When an ex-Twitter VP write a book, it is to change the world of work. In his book The Joy of Work, Bruce Daisley shares the fruits of his discoveries in 30 succinct tips that range across all aspects of 21st-century office life and that combine inspiration, empirically tested insight and down-to-earth practical answers in equal measure.  What if we interview him. Let’s go.

Hi Bruce, so why did you write this book… now?

Two years ago I was a manager in trouble. My team who had once been motivated, inspired and happy had suddenly become dead behind the eyes. They were burned out and dejected. Worse still many of them were quitting (often with no job to go to). It would certainly be possible for me to say ‘this is due to the company, this isn’t my fault’ or ‘the economy is suffering and investors are worried about our business’ but to be honest I knew that we’d had bad times before and this time I had to bear the responsibility that something was different. I wanted to find a book that would help me. Like a recipe book that would tell me to do a little of this, and a little of that to get my team inspired again.
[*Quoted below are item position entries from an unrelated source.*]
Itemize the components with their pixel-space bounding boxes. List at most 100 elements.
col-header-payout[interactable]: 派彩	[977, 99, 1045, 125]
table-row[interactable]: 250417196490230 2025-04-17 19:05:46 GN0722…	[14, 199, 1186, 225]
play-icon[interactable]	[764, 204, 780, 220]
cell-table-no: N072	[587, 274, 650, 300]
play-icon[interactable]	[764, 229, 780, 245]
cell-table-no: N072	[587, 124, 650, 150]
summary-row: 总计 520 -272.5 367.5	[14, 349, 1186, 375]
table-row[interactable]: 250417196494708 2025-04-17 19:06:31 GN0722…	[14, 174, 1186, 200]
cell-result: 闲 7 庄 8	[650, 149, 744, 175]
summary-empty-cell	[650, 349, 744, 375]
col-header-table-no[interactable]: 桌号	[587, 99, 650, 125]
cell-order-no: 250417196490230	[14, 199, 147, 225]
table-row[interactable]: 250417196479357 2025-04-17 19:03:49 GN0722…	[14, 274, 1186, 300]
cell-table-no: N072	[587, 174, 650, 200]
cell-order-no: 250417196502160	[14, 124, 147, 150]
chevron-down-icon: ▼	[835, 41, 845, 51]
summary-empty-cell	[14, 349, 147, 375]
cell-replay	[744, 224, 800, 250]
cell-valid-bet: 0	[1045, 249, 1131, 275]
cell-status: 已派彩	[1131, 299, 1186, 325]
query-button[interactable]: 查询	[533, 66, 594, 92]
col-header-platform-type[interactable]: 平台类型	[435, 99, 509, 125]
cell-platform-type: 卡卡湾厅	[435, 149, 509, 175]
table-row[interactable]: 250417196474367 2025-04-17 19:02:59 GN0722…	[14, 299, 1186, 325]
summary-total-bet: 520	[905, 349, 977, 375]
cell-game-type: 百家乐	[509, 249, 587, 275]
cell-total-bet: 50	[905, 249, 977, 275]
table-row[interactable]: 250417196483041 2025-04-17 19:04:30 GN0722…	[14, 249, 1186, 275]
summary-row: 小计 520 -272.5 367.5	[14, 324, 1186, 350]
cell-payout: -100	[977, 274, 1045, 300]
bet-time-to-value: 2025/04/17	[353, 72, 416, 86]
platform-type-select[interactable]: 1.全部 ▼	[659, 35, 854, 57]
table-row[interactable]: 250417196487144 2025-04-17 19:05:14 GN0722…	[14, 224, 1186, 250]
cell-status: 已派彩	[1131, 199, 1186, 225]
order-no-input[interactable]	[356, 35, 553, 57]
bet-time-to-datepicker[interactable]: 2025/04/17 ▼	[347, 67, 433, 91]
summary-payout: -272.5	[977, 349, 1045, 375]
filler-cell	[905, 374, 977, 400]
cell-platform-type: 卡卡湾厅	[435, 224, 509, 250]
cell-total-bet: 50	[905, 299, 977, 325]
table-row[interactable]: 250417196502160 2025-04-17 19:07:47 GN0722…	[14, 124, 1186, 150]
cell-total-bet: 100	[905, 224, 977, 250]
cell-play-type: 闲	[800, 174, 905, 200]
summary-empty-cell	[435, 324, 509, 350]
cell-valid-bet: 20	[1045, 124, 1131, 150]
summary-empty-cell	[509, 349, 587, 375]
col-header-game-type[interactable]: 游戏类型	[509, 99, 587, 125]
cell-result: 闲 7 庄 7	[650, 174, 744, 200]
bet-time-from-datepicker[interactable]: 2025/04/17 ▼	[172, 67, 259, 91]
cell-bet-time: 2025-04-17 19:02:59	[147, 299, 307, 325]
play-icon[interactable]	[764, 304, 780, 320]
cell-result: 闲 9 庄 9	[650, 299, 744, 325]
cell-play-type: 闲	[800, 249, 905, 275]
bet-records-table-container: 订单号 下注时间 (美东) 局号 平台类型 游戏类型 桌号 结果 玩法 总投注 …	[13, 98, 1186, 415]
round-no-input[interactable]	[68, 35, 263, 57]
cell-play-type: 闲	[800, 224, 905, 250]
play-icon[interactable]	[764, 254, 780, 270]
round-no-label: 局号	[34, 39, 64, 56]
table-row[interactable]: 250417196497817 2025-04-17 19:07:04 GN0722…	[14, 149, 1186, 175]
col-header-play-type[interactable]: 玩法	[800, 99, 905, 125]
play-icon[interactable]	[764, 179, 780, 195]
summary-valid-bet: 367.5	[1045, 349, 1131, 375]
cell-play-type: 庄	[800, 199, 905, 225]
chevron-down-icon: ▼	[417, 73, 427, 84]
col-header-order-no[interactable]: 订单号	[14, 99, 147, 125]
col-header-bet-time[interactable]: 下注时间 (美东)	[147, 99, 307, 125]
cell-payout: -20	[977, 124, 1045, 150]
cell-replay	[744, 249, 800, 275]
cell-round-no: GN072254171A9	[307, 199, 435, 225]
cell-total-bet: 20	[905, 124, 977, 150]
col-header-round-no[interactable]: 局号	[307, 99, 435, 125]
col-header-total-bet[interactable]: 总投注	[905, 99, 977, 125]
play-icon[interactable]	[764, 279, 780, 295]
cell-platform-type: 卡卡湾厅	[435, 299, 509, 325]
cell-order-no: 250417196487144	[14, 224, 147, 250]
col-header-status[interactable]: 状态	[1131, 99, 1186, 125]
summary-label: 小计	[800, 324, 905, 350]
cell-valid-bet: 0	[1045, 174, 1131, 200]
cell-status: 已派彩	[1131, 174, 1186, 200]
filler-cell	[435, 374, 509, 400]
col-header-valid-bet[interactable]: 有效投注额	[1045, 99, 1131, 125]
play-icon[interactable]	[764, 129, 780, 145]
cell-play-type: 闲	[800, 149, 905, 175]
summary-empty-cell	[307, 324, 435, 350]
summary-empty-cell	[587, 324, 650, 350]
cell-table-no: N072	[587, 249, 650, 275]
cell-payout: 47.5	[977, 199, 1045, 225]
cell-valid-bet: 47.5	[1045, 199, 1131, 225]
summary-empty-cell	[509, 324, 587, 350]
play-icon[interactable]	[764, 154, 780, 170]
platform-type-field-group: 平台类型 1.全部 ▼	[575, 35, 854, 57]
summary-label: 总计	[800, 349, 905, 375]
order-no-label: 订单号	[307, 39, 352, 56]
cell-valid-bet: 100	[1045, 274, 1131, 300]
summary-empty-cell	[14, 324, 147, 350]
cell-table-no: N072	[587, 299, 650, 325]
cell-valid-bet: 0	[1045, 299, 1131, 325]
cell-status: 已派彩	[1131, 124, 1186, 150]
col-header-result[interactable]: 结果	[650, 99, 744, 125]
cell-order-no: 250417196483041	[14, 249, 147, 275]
What I discovered is that there are forests worth of academic papers printed of workplace research, but it never reaches people who are doing jobs in the real world.

An extract from your book that best represents yourself?

The chapter about laughter – and the second section of the book about Sync is most important to me – it’s a reminder that we want to be part of something bigger than ourselves. Our experience of work is shaped by the relationships we forge with others – our emotional connection with other souls. We’ve not worker droids, the humanity of our jobs is what defines us as better than just merely performing tasks.

The trends that are just emerging and that you believe in the most?

Clearly work has transformed more in 2020 than ever before in a single year. But it’s worth us reflecting a little on the past. The original theories of management were styled Taylorism, named after Frederick Taylor. Taylorism focussed on the challenge that workers often didn’t seem to be working as hard as they were capable.

The underpinning notion was one of supervision – workers were innately slackers who needed to be monitored. In hindsight there was more than a degree of Taylorism to the way that we used the office. We arranged our teams around us and supervised that they looked busy. Taylorism was a sorry weakness that many of us reverted to, a kneejerk that the natural state of human behaviour is taking the piss.

Interestingly as the remote working experiment went on, those untrusting managers’ perspectives started to look less and less attuned to the moment in time. Of course, even working remotely Taylorism has persisted. If you’re one of the many who find yourself on 30 hours of video calls a week you might ask whether you need to see people working to believe they are working.

The truth is that we will never go back to the way we worked in February 2020. The firms that try to bring it back will find the best workers won’t want to join them and will look to work somewhere more enlightened. The managers who can’t adapt will find that they are left behind. It might feel strange for us to accept that the past is gone for good but adapting quickly is the best thing that any of us can do right now.

If you had to give one piece of advice to a reader of this article, what would it be?


Don’t try to bring the past back. Challenge yourself to think what work needs to look like to people who use Whatsapp to communicate (rather than the phone and email), to people who are able to process electronic communication quickly. Invent something better – there are hundreds of potential ways to make work more interesting, more imaginative and more colourful if you start with a blank sheet of paper.

In a nutshell, what are the next topics that you will be passionate about?


I am writing a book about identity and how we form groups. Right now we’ve entered a stage of work where we are optimising for productivity – trying to get our jobs done well while working remotely. But the organisations that succeed will be the ones that form tribes of tightly bonded people – who feel passionately connected to each other and inspired to work hard for each other.

Thanks Bruce

Many thanks Bertrand

The book: The Joy of Work, Bruce Daisley, Ramdom House Business Book, 2020.